Les ministres de l'Intérieur et de la Justice ont choisi de démissionner, mais le Premier ministre a refusé.

Le ministre de l'Intérieur Jan Jambon (N-VA) a choisi de démissionner, annoncent nos confrères de VTM, qui eux-mêmes citent plusieurs sources. Le cabinet du principal intéressé confirme cette information. Une démission refusée par le Premier ministre Charles Michel. Par ailleurs, le Standaard et la VRT affirment quant à eux que Koen Geens (CD&V), ministre de la Justice, a lui aussi présenté sa démission au cours de la nuit. Refusée à nouveau, par Charles Michel , qui aurait insisté sur l'importance de resserrer les rangs durant ces moments difficiles, ajoute VTM.

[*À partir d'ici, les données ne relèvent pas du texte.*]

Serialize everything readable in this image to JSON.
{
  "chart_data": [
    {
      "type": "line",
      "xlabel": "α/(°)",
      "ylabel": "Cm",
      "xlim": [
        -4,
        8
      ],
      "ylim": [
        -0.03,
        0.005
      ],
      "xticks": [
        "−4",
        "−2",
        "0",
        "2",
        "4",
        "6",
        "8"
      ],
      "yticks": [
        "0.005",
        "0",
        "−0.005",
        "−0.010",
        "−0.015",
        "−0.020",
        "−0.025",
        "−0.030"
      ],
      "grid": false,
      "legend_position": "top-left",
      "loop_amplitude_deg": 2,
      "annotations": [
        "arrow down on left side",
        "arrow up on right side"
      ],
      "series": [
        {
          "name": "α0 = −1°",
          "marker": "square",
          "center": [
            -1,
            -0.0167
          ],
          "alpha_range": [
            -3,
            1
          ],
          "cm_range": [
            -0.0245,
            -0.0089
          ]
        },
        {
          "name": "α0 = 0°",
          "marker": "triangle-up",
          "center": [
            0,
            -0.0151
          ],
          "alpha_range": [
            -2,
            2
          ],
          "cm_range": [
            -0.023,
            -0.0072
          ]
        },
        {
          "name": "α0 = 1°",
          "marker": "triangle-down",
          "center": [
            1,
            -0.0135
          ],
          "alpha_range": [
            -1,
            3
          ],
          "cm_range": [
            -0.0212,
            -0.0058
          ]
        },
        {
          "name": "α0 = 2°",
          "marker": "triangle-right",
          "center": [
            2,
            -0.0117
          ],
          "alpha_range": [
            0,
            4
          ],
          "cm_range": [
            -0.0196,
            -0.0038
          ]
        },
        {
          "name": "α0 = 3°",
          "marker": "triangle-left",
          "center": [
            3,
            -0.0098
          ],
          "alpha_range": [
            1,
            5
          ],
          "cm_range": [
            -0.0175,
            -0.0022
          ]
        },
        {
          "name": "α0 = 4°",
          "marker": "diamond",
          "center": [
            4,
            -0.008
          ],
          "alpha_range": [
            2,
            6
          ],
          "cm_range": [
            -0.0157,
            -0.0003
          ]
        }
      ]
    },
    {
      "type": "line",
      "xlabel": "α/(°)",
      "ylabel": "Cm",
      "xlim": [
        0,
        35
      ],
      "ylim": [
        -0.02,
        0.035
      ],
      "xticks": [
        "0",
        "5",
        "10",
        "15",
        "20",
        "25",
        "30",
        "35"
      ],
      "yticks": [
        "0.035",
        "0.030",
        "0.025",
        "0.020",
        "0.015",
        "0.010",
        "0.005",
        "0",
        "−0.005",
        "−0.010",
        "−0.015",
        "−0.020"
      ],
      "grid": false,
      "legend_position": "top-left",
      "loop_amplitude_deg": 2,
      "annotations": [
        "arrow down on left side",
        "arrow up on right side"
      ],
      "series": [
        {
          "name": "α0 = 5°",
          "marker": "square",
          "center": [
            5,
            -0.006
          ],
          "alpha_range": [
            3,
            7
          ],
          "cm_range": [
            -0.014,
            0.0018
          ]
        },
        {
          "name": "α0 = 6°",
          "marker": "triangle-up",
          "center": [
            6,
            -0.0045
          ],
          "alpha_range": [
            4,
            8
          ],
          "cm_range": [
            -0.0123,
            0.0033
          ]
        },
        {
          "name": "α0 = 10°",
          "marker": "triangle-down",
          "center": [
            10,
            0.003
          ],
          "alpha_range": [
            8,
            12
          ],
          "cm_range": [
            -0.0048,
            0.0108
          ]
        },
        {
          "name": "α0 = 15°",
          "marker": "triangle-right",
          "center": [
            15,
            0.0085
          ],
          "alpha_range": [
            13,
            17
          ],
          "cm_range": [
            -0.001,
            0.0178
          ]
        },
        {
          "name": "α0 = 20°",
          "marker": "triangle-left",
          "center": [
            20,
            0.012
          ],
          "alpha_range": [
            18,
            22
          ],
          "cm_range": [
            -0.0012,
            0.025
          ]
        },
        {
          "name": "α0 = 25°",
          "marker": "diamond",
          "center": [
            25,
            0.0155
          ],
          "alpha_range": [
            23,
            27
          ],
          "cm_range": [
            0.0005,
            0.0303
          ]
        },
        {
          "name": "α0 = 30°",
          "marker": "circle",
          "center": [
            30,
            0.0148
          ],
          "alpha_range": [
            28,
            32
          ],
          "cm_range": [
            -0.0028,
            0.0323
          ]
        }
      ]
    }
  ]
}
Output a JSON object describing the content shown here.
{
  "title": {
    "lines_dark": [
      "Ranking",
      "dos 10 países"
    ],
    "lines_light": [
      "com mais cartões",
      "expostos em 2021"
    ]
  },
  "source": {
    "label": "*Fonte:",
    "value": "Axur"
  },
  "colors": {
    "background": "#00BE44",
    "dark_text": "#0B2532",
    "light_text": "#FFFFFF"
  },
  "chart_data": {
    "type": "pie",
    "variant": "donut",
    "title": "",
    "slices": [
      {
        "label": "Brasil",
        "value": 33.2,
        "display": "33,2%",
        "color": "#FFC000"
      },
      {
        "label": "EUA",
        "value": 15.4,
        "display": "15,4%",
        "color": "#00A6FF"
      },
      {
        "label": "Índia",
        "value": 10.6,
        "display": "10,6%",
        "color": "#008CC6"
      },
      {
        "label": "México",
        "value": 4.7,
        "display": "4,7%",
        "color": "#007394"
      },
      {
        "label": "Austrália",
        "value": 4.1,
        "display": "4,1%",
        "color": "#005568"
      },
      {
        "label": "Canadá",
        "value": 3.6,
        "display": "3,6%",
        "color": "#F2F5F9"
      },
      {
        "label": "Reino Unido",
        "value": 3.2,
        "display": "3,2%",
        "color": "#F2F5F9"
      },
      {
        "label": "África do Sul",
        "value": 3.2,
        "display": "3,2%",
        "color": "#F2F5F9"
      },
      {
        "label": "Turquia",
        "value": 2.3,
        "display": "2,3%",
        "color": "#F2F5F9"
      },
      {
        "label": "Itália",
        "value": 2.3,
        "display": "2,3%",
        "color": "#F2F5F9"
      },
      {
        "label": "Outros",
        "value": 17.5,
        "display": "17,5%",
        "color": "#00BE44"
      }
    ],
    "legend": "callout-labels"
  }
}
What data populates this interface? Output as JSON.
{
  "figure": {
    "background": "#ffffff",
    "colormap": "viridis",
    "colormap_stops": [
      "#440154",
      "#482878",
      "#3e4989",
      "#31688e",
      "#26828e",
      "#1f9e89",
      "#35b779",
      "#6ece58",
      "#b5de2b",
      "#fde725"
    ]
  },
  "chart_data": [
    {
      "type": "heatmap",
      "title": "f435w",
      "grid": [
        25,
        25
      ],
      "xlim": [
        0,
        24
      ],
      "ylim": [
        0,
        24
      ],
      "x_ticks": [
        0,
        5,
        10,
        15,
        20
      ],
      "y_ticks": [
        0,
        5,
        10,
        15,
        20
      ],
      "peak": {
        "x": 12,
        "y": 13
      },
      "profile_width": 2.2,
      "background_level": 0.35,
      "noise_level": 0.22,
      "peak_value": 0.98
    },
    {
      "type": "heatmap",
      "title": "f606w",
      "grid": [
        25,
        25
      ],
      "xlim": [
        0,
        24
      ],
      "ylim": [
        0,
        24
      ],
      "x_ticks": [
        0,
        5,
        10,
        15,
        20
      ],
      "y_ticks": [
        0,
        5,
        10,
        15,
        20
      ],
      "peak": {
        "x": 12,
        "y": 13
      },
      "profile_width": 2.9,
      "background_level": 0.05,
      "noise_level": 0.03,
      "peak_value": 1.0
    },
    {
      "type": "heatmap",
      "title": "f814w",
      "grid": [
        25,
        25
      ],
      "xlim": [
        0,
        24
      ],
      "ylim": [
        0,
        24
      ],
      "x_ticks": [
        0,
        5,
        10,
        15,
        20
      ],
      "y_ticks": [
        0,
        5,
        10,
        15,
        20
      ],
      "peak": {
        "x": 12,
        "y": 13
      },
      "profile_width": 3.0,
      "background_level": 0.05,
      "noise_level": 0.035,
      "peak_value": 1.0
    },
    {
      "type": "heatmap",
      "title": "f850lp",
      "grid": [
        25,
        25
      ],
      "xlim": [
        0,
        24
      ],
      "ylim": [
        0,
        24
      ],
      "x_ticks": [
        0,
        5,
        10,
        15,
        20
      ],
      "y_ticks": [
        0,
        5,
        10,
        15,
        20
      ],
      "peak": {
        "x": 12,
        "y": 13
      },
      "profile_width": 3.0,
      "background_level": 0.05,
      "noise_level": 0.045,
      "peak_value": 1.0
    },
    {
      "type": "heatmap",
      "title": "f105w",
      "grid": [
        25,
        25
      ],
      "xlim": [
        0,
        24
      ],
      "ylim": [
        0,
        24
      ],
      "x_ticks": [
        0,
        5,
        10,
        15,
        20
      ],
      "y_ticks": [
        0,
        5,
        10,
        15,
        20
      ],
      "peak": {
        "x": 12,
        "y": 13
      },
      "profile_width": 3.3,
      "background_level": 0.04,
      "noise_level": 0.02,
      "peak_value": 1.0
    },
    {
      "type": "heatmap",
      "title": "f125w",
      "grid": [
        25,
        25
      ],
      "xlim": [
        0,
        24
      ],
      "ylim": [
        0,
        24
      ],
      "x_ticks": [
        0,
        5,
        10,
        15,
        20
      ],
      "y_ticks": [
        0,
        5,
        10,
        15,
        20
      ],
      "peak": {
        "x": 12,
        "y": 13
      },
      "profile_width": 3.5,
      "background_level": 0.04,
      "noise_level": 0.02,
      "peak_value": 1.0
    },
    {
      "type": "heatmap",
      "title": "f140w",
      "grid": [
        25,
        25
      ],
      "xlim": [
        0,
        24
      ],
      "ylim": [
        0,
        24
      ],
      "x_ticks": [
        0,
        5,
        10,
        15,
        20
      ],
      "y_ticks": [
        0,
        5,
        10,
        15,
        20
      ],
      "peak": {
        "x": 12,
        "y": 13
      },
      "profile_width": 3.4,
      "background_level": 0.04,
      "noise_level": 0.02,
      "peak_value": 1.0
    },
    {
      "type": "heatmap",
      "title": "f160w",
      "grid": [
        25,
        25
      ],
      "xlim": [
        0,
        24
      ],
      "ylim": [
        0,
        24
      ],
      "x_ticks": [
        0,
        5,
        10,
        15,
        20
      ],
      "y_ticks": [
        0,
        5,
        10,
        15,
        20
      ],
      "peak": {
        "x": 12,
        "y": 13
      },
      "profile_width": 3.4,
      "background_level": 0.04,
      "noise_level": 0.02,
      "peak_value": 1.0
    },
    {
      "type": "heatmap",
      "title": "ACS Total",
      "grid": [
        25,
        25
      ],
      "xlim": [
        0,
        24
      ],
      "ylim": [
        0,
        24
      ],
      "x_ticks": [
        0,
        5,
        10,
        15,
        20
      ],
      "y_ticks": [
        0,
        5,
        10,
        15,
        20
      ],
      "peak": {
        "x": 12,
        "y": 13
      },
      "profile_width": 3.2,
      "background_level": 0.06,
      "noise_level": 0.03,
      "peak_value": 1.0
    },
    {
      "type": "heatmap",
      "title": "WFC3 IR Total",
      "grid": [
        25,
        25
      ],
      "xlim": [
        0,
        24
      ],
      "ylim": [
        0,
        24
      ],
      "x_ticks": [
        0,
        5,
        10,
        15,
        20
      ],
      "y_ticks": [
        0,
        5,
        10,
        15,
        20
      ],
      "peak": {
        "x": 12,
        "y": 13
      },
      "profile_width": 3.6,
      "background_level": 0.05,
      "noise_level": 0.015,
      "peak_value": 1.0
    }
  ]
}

M. Jambon aurait pris cette décision après "des erreurs présumées dans l'enquête dans le dossier terrorisme". Il déclare : "Quand on met tous les faits les uns après les autres, on peut se poser de sérieuses questions sur un certain nombre d'affaires concernant la Justice ainsi que ses conséquences". Le ministre de l'Intérieur pointe également du doigt de possibles dysfonctionnements du côté de la police. C'est pourquoi il estimait devoir "assumer ses responsabilités politiques."

A l'issue de cet examen, M. Jambon a jugé qu'il devait "prendre ses responsabilités politiques". A l'instar du ministre de la Justice, il a proposé de démissionner mais le Premier ministre Charles Michel a refusé leurs propositions, "vu la situation, vu la situation de guerre", a expliqué le ministre de l'Intérieur.

Le vice-premier accepte le refus du premier ministre et s'engage à poursuivre son travail dans une "situation de guerre". "Si je ne le sentais pas, je n'aurais pas accepté la réponse de Charles Michel" poursuit Jambon.

Le ministre de la Justice Koen Geens a lui évoqué jeudi, dans l'émission Villa Politica de la VRT, la possibilité que les informations relatives à Ibrahim El Bakraoui aient été transmises trop lentement de Turquie vers la Belgique, ainsi qu'en Belgique même. "Il n'y a peut-être pas eu de transmission d'information en temps opportun de Turquie vers la Belgique, et en Belgique même", a déclaré le ministre CD&V, dont l'offre de démission a été refusée par le chef du gouvernement Charles Michel, tout comme pour son collègue de l'Intérieur Jan Jambon.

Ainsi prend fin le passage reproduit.